During Lemkin’s recent discussion at Forbes, he delved into the many ways that the removal of preclearances from the Voting Rights Act has affected voters in states with histories of voting discrimination.
On the same day that the court made its ruling, many began taking steps to enact laws that removed provisions such as online voting registration, early voting, Sunday voting and same day registration.
Additionally, Lemkin said the closing of polling stations has contributed to a significant drop off in voting.
A study conducted by the Leadership Conference on Civil and Human Rights found that there were 868 fewer polling stations in 2016 when compared to 2012 in the United States.
In Phoenix’s Maricopa County, election officials reduced the number of polling places from 200 to 60 from 2012 to 2016, leaving one polling place per 21,000 registered voters, according to the Brennan Center for Justice at the New York University School of Law.
According to the Voter Participation Center, more than 35 percent of all eligible Americans — over 73 million citizens — are not registered to vote.
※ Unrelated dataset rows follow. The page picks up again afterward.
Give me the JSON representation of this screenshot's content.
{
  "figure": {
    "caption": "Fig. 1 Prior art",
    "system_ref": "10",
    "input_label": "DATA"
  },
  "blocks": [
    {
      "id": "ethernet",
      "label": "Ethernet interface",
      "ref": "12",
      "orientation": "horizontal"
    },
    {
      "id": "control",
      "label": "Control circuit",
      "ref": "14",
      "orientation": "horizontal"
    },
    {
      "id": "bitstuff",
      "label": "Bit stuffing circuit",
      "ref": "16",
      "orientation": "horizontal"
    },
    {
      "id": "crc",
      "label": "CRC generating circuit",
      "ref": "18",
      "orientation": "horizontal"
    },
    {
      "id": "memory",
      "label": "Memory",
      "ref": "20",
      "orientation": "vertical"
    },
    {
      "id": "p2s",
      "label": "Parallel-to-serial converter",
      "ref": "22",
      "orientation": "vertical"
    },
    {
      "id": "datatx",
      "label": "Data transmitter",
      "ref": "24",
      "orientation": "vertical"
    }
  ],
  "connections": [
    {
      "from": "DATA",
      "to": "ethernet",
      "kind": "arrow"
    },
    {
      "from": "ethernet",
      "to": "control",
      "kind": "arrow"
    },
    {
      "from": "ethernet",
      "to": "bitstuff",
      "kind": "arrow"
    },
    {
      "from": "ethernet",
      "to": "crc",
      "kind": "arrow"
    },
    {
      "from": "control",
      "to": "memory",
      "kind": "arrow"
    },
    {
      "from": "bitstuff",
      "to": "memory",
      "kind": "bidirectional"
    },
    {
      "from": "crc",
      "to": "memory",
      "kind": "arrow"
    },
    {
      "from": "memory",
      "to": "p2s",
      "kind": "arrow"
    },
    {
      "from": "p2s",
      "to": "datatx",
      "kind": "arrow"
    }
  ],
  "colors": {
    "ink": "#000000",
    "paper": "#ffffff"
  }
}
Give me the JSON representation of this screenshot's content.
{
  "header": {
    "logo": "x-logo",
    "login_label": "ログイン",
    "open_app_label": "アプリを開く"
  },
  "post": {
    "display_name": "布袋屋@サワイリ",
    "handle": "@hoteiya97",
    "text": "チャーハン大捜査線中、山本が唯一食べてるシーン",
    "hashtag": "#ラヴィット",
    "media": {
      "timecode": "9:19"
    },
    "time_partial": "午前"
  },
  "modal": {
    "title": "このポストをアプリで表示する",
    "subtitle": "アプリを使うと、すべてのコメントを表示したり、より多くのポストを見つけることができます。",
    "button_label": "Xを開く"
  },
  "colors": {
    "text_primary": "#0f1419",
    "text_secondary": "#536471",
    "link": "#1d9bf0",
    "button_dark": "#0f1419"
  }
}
People of color account for 30-40 percent of unregistered voters, millennials 39 percent, and unmarried women 32 percent.
“There is massive injustice in this country going on, and there is no more efficient way to affect change in the political realms than to vote,” Lemkin said. “My interest is to talk to as many students as I can. This is an educational mission about voter suppression and voting rights. It’s about getting people who can register to vote to actually register and vote.”
On Saturday, Oct. 20, Jim Lemkin will hold a public discussion at Williamsburg’s Meekins Library from 1 p.m. to 2:30 p.m.